Heading South in Old Time Luxury.

The next leg of my trip, from Chicago to New Orleans, is in one of three vintage rail cars operated by Pullman Rail Journeys. Two sleepers and a dining car/dome car have been added to the rear of Amtrak’s daily train, the City of New Orleans.

I was assigned to a bedroom in the sleeper named Baton Rouge which was built in 1956 by the Pullman company. It originally went into service on the Seaboard Air Line, but actually ended up as part of Amtrak’s original fleet. It emits lots of creaks and groans that change in pitch and volume according to train speed and track conditions, but if you enjoy train travel, it’s music to your ears.
Train 59 was about 1 half hour late leaving Chicago, so the 20 or so Pullman passengers were encouraged to take a quick look at our sleeping accommodations, then head directly to the diner/dome. The dome runs the entire length of the car, by the way. Dinner was excellent and I was glad to have a very nice couple from Houston share my table.

We had been told that breakfast would begin at 6:30 the next morning, but when I showed up at a few minutes past 7:00, the dome was empty. By 8:00, however, passengers filled a half dozen tables, each having been asked the obligatory first question of the day: “How did you sleep?”
It’s a valid question because there are stretches on this run that are quite rough, with the train rocking from side to side in irregular and unpredictable spurts. In fact, as I was trying to type these paragraphs at a table in the dome, SpellCheck was going bonkers.
There was a downside to this segment of the trip, however: there was no real lounge car in Pullman’s part of Train 59’s consist.
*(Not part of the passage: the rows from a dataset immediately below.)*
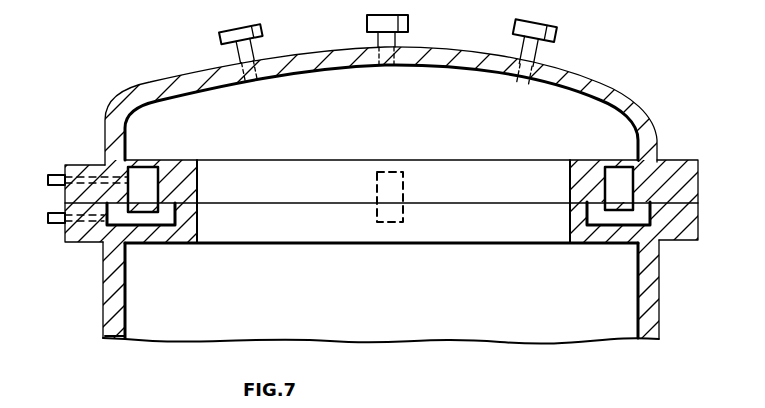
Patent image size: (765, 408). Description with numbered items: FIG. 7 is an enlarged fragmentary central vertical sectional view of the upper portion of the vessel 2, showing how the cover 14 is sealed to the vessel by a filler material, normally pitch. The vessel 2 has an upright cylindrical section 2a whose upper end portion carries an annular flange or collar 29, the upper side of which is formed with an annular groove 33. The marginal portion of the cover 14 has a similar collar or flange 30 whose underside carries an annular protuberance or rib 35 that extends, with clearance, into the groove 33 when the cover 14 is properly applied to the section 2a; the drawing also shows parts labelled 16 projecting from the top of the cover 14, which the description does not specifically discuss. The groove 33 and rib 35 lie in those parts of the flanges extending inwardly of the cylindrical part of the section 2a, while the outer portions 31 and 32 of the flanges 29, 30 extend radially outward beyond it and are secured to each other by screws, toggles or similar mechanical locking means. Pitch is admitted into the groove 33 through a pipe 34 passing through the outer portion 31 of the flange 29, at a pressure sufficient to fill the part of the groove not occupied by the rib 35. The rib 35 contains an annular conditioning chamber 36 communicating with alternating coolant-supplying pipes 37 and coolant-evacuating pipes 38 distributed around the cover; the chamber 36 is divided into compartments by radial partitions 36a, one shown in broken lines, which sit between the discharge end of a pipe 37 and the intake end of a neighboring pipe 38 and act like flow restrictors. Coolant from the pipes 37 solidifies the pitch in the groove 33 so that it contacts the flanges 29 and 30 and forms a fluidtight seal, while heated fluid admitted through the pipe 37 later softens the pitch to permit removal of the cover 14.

The vessel 2 is at (114, 306).
The upright cylindrical section 2a is at (118, 341).
The cover 14 is at (142, 102).
The bolt 16 is at (555, 36).
The annular flange 29 is at (190, 227).
The collar 30 is at (191, 176).
The outer portion of the flange 31 is at (672, 232).
The outer portion of the flange 32 is at (682, 170).
The annular groove 33 is at (138, 228).
The pipe 34 is at (60, 226).
The annular rib 35 is at (155, 222).
The annular conditioning chamber 36 is at (145, 172).
The radial partition 36a is at (388, 172).
The coolant-supplying pipe 37 is at (58, 176).
The coolant-evacuating pipe 38 is at (56, 218).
I’m sure that had to do with the relative small number of passengers, but it meant that passengers could either sit in the dome in essentially a dining car layout, or in their rooms. None of the three cars provided an informal area where passengers could sit, relax and enjoy casual conversation. That’s a very big part of train travel–especially “luxury” train travel–and it’s a reasonable expectation given the cost of the experience. Unfortunately, on this particular trip, it was missing.
Still, would I recommend a ride on the Pullman cars? Sure. But, assuming your schedule is flexible–mine wasn’t–I’d talk to their reservations people and see about getting into one of their larger groups to be sure you’ll get to see and use the lounge car.